Security Professional
Joe Thompson
I'm a security professional working on building a career that I find genuinely meaningful. Earlier this year I passed the Hack The Box CPTS exam — 14 out of 14 flags — and I hold the CISSP along with a range of certifications that reflect the depth of knowledge I've built across the field. I'm always looking for new opportunities to learn while keeping up with the projects that push my understanding — Hack The Box, building this site, and documenting the work as I go. I learn by building things.
My path here wasn't the typical one. I wasn't the CS major who went straight into IT out of school. I spent the better part of fifteen years working in film and television — editing features and producing broadcast series at a level I'm genuinely proud of. What eventually pulled me away wasn't a lack of love for the craft. It was the reality of a freelance career: the constant hustle to line up the next job, the lifestyle that fits your twenties perfectly and starts to feel unsustainable once your priorities shift. I wanted work that was building toward something, and I wanted some stability while building it.

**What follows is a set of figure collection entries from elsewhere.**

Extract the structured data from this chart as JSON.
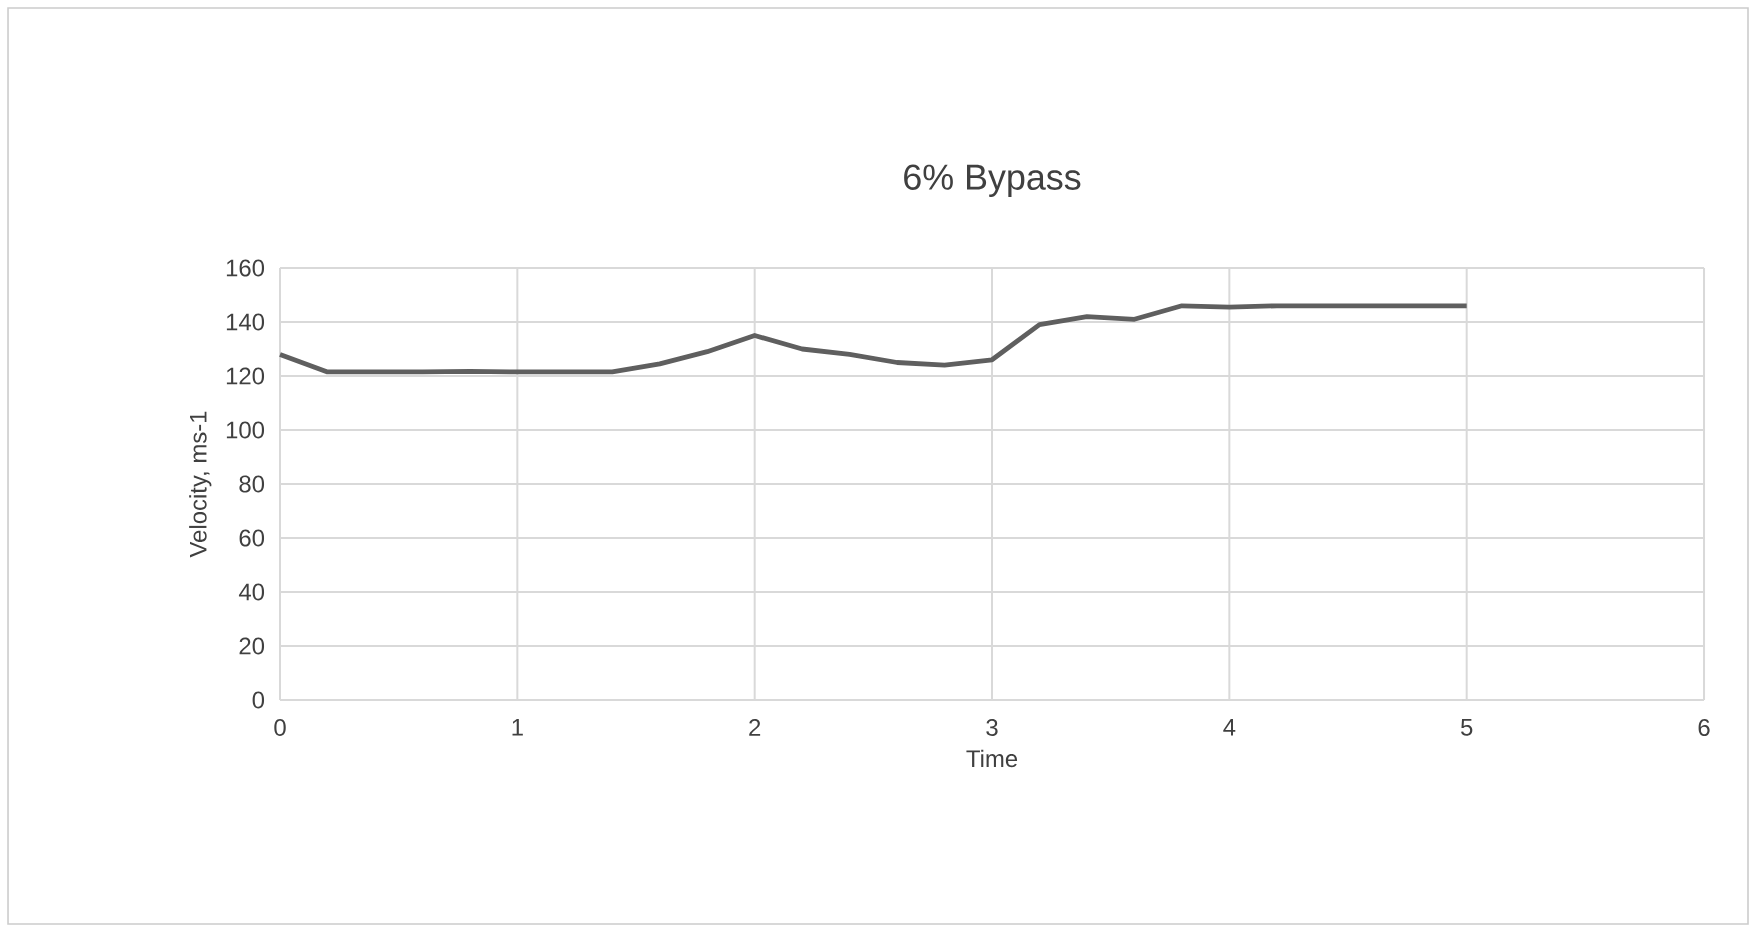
{
  "chart_data": {
    "type": "line",
    "title": "6% Bypass",
    "xlabel": "Time",
    "ylabel": "Velocity, ms-1",
    "xlim": [
      0,
      6
    ],
    "xticks": [
      0,
      1,
      2,
      3,
      4,
      5,
      6
    ],
    "ylim": [
      0,
      160
    ],
    "yticks": [
      0,
      20,
      40,
      60,
      80,
      100,
      120,
      140,
      160
    ],
    "grid": true,
    "marker": "none",
    "line_style": "solid",
    "series": [
      {
        "color": "#5f5f5f",
        "x": [
          0,
          0.2,
          0.4,
          0.6,
          0.8,
          1,
          1.2,
          1.4,
          1.6,
          1.8,
          2,
          2.2,
          2.4,
          2.6,
          2.8,
          3,
          3.2,
          3.4,
          3.6,
          3.8,
          4,
          4.2,
          4.4,
          4.6,
          4.8,
          5
        ],
        "values": [
          128,
          121.5,
          121.5,
          121.5,
          121.7,
          121.5,
          121.5,
          121.5,
          124.5,
          129,
          135,
          130,
          128,
          125,
          124,
          126,
          139,
          142,
          141,
          146,
          145.5,
          146,
          146,
          146,
          146,
          146
        ]
      }
    ]
  }
}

What that career gave me, I still use every day. Working in large, chaotic environments where the power dynamics are extreme and communication is everything teaches you things no classroom or course will. I learned how to stay calm when everything around you is loud, how to work alongside anyone regardless of where they sit in a hierarchy, and how to manage upward when the situation calls for it. As a story producer and editor, the actual job was finding a coherent story buried in hundreds of hours of raw footage — sifting through the noise to find the threads that connect. That skill has a different name in security work, but it's the same muscle.
I share my work here as I grow and continue to learn. The people whose content helped me when I was starting out made this field feel approachable when it could have felt overwhelming, and if something here does that for someone else, that's worth the effort. If I'm honest about where I want to end up — I'd love to one day work alongside the people whose work I've been learning from. That feels like a goal worth naming out loud.